Voice-Enabled Instant Messenger

Editor: People with hearing loss often look to internet technology as the “great equalizer”. If you’re using email or a chat room, your hearing loss is not an issue. Or at least, it hasn’t been!

The internet is increasingly becoming voice-enabled. We’ve reported on several aspects of this situation in recent weeks. The current story is the release of a voice-enabled Instant Messenger from Microsoft. But the goal is much more involved. Microsoft and others foresee the eventual integration of phone and PC. Existing applications that allow users to place voice calls using their computers are just the beginning.

How will the growing importance of voice in internet technology affect people with hearing loss? Where exactly is this all going? For some ideas, read excerpts of the Microsoft press release below.


July 19, 2000, 9:00 p.m. PT

Microsoft tomorrow will release a voice-enabled version of its instant messenger, plugging a hole in its technology and leap-frogging rivals with new features, including PC-to-phone capabilities.

Dubbed MSN Messenger 3.0, the release plays catch-up to rivals that have long offered instant messaging voice service, including Yahoo and America Online. But Microsoft is going one step further, incorporating technology from Internet telephony provider Net2Phone to allow conversations between personal computers and telephones in addition to text messaging via pagers, fax and email.

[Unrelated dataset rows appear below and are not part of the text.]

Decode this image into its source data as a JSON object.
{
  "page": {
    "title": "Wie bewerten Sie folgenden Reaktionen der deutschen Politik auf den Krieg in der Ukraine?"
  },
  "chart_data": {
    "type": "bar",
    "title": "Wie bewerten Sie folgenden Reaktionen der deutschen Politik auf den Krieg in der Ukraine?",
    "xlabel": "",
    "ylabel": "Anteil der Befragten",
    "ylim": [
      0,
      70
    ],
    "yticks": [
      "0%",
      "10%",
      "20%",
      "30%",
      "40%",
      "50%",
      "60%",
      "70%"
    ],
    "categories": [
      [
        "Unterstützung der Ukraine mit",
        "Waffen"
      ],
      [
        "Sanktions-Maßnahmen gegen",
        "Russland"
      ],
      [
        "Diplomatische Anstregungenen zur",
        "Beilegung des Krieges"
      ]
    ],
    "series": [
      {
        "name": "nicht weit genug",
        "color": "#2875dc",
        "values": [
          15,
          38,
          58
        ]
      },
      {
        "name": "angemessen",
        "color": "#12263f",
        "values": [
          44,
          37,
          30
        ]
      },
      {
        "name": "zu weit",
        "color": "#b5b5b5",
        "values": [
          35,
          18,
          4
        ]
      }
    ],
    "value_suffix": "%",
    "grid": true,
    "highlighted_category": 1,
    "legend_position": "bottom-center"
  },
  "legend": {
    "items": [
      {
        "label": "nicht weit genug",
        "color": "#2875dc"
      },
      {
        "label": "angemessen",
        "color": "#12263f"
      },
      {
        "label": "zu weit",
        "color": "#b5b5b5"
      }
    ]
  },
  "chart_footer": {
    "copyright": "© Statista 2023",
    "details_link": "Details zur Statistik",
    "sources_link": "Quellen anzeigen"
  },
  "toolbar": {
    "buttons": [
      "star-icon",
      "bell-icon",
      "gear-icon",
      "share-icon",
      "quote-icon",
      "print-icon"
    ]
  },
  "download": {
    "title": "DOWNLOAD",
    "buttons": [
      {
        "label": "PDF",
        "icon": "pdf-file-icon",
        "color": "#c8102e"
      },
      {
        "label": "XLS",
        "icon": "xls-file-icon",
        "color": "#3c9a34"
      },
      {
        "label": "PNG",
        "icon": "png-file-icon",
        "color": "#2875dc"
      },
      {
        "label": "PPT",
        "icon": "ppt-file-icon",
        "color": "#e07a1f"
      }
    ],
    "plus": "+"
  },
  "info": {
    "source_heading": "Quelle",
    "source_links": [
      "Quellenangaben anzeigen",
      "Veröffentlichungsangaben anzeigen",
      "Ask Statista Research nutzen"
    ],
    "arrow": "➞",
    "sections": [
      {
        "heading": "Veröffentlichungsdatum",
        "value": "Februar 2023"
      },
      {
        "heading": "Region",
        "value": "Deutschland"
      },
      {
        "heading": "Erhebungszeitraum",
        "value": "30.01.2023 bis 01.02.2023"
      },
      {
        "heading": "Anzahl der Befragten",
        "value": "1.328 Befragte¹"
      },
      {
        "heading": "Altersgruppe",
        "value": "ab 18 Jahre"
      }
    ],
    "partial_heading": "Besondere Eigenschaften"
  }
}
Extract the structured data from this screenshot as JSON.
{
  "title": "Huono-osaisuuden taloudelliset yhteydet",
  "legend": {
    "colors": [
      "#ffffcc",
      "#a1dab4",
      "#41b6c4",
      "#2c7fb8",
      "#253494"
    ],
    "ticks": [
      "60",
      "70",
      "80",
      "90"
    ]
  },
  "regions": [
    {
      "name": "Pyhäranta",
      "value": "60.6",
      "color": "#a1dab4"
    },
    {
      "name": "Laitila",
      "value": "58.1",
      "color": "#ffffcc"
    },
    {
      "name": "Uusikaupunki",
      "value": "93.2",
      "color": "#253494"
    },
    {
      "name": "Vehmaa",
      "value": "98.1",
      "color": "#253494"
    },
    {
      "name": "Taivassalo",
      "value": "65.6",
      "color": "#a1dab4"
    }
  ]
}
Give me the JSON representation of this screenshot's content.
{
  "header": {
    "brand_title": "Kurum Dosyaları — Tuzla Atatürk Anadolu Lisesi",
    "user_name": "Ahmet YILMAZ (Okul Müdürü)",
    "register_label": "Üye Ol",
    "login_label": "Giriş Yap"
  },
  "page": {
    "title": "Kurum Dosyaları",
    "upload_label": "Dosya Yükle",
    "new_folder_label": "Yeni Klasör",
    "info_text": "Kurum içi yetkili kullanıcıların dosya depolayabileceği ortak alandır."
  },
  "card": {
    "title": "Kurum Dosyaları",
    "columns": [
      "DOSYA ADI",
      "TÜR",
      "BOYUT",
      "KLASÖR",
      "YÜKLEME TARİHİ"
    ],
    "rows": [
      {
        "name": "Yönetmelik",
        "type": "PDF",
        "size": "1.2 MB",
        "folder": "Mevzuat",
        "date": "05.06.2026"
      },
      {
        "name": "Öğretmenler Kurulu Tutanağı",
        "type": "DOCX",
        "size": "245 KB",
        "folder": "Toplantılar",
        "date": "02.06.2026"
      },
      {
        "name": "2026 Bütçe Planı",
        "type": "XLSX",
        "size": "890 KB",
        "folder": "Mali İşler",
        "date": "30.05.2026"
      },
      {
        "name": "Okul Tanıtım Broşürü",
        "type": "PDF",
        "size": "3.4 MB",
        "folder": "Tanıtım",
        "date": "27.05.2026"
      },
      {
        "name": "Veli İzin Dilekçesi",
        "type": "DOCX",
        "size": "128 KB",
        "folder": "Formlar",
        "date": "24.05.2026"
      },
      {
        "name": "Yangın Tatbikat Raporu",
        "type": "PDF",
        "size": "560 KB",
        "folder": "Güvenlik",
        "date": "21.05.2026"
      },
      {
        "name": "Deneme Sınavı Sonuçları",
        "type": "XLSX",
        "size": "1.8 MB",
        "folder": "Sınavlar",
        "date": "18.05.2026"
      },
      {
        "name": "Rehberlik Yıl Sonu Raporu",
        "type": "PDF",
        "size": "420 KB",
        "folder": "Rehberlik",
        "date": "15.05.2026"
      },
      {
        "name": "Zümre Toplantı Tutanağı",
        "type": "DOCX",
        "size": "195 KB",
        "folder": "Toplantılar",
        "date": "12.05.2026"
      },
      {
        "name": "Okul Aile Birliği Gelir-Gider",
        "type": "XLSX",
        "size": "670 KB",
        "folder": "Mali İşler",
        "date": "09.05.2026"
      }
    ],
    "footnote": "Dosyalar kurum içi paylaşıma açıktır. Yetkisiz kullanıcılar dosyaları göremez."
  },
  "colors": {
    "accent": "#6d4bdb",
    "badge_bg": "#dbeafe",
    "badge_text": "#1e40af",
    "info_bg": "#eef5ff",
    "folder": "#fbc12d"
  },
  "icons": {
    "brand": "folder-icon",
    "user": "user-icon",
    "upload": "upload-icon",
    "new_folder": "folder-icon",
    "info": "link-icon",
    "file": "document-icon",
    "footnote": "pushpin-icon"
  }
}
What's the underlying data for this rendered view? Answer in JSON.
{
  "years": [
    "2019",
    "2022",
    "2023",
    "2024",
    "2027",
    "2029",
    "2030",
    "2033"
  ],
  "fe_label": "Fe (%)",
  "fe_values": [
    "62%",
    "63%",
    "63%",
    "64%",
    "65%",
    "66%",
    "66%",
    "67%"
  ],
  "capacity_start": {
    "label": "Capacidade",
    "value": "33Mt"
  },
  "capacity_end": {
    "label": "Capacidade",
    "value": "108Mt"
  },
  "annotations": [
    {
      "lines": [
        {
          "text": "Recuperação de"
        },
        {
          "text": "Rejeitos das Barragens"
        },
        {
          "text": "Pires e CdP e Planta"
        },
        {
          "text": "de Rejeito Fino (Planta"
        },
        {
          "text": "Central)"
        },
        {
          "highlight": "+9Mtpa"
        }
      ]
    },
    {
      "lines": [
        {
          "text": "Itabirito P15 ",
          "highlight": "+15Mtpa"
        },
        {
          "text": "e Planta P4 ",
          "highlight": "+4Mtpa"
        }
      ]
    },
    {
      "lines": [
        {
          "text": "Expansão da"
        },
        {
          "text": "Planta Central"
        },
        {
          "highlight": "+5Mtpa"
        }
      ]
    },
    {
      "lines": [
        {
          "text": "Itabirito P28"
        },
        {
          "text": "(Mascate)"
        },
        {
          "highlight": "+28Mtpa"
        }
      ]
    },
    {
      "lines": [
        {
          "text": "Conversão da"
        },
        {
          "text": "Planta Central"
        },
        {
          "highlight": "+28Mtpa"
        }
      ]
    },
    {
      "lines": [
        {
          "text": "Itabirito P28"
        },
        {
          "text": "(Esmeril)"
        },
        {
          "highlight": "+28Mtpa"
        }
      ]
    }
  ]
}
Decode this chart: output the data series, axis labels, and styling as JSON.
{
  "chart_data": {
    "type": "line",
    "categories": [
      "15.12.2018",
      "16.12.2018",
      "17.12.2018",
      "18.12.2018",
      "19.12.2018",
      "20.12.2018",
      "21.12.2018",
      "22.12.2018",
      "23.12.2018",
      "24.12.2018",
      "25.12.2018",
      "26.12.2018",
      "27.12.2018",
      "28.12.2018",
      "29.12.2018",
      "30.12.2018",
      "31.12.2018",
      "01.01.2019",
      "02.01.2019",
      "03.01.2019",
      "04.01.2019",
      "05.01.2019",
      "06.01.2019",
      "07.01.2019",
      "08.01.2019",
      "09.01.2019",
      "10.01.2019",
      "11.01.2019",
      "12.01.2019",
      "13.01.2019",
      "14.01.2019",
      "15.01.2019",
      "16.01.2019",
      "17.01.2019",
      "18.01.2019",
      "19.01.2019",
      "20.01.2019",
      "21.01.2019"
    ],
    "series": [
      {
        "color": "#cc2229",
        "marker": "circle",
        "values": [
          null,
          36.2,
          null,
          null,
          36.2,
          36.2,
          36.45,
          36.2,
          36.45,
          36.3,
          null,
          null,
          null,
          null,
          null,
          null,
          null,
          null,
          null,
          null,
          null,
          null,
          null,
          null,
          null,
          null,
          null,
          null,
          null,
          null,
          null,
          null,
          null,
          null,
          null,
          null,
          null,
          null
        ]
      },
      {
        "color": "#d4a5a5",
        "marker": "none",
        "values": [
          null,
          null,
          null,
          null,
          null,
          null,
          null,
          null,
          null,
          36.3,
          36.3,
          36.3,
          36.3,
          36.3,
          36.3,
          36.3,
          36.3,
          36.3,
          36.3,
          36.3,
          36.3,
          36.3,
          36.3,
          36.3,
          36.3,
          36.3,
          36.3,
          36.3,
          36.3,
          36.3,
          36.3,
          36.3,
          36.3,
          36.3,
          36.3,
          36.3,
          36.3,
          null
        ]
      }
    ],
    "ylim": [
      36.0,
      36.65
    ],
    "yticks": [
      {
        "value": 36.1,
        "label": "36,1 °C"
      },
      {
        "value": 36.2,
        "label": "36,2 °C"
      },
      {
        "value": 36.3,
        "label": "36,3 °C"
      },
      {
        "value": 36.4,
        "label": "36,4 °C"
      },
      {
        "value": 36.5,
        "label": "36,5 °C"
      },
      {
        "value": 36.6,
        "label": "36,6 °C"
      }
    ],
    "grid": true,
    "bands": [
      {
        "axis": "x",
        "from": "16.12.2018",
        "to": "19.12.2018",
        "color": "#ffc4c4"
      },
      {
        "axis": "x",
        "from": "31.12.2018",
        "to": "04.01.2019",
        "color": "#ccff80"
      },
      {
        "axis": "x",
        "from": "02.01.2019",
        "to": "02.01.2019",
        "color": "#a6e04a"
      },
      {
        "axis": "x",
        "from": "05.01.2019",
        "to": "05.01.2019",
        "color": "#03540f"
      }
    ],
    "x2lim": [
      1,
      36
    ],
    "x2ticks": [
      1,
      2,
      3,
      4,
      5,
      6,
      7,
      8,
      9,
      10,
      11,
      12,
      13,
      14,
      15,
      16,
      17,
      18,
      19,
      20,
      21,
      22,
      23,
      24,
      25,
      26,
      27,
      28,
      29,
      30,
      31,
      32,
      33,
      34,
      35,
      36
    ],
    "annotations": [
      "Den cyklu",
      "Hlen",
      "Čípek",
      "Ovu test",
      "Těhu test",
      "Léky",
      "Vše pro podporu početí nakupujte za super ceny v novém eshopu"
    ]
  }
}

The service also allows free long-distance calls over the Internet to the United States and Canada.

The deal is another win for Net2Phone, which is looking to differentiate itself from a slew of similar voice-over-Internet competitors by inking deals with top industry players. In March, Net2Phone received $1.4 billion in an investment round led by AT&T. AOL also owns a 5.4 percent stake in the company.

Net2Phone, along with other players such as MediaRing and DialPad, has built a relatively small but loyal following of people who use the services to make cheap calls using their computers. The services have been most attractive to international callers because the Internet companies can offer far lower prices than the still-high overseas rates. But as the quality of Net calls has gone up, more people have begun using them for national long-distance service as well.

By including PC-phone capabilities in MSN Messenger, Microsoft hopes to create a convenient service for accessing many communications devices. MSN Messenger gives people the option of including several contact points in their profiles including pager numbers, email addresses and phone numbers, thereby allowing their IM buddies alternate ways to get in touch when not everyone is online.